By Jack Edwards
Parenting is difficult. It requires numerous skills, not the least of which is gazing into the innocent little eyes of your child and lying. But, unfortunately, not everyone is born with this skill, it takes practice.
When my wife and I were preparing for our first child, we bought a copy of Dr. Spock’s Baby and Child Care Book. One big problem – nowhere in the book does he explain how to lie to your kids. At first, I thought our copy was missing a page. Did he just forget? Was his editor hung-over the day he proofread the manuscript?
Before any of you purists climb onto your high horses, I’d like to take you on a walk down memory lane. Here is an example of how my parent’s lying to me played a critical role in my development. To do this, I must introduce Brownie the Cow.
I grew up in a logging town. We had a few acres, and my parents bought calves which we raised. We named each one, and my favorite was Brownie, who, not surprisingly, was brown. One day Brownie mysteriously disappeared. Coincidentally, our freezer became brimming with beef. When I asked my mother where Brownie went, she made a critical error – SHE TOLD ME THE TRUTH! The tears flowed like Niagara Falls.
Fortunately, I wasn’t the sharpest knife in the drawer. Each time I sat down for dinner, I would tearfully ask, “Is that Brownie?” And my mother answered in a steadfast voice, “No.” Now, that’s what I call responsible parenting.
Later, I was able to observe my oldest sister, put these skills to good use. In her young adulthood, she found herself with two kids and an unruly dog. Now, I cannot state the following with what one might call “actual knowledge,” and I was the one who bought that Brownie story night after night, but I’m pretty sure what I’m about to tell you is another example of “good parental lying.”

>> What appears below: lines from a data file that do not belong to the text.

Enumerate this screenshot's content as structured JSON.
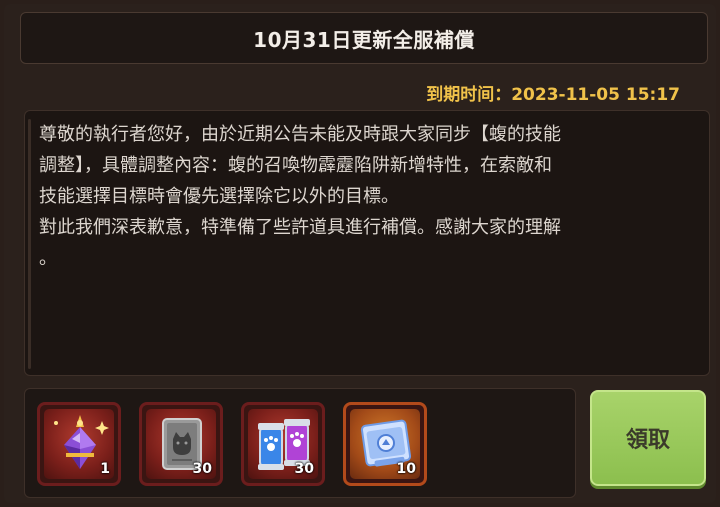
{
  "dialog": {
    "title": "10月31日更新全服補償",
    "expire_label": "到期时间：",
    "expire_value": "2023-11-05 15:17",
    "body_text": "尊敬的執行者您好，由於近期公告未能及時跟大家同步【蝮的技能\n調整】，具體調整內容：蝮的召喚物霹靂陷阱新增特性，在索敵和\n技能選擇目標時會優先選擇除它以外的目標。\n對此我們深表歉意，特準備了些許道具進行補償。感謝大家的理解\n。",
    "claim_label": "領取"
  },
  "rewards": [
    {
      "icon": "potion-crystal-icon",
      "count": "1",
      "frame": "red"
    },
    {
      "icon": "cat-card-icon",
      "count": "30",
      "frame": "red"
    },
    {
      "icon": "paw-canisters-icon",
      "count": "30",
      "frame": "red"
    },
    {
      "icon": "ticket-scroll-icon",
      "count": "10",
      "frame": "orange"
    }
  ],
  "colors": {
    "accent_gold": "#f0c24a",
    "claim_green": "#9ccb5c",
    "frame_red": "#6b1d1d",
    "frame_orange": "#b24a1b"
  }
}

One day I visit my sister and the dog is gone. My young niece and nephew explain to me that it went to live on a farm. Keep in mind that this is in Oregon. The zoning laws are draconian. Land use regulations prohibit people from buying a few acres and starting a little farm. As a result, there just aren’t that many farms. So right off the bat, I’m suspicious. I’m young and single at the time and have no kids. I haven’t pondered the importance yet of lying to children. So I express my skepticism to my young niece and nephew. And WHAM, my sister slams into the conversation like a marine hitting the beach at Normandy, strongly attesting to the accuracy of the farm story. Then the kids, sensing that Mom is under siege, chime in with their support. I push back a bit, grilling the kids, then let it go.
So, here is the short and sweet on laying on the baloney to your kids: Keep it tight. Any unnecessary details will come back to bite you later when you mix them up: “The dog’s on the farm.” And, a flat affect greatly enhances believability: “No. It’s not Brownie.” In conclusion, Dr. Spock’s brother Mr. Spock would agree that there are times when lying to your kids is absolutely the right thing to do. In fact, it’s logical.
 No, not that Spock. That was “Mr. Spock” from Star Trek. Dr. Spock was Mr. Spock’s younger brother.
 Refer to Wikipedia for the meaning of the word “logging” and its role in our nation’s formerly robust economy.
 “No,” they had not seen the farm. “No,” they were not told the location of the farm.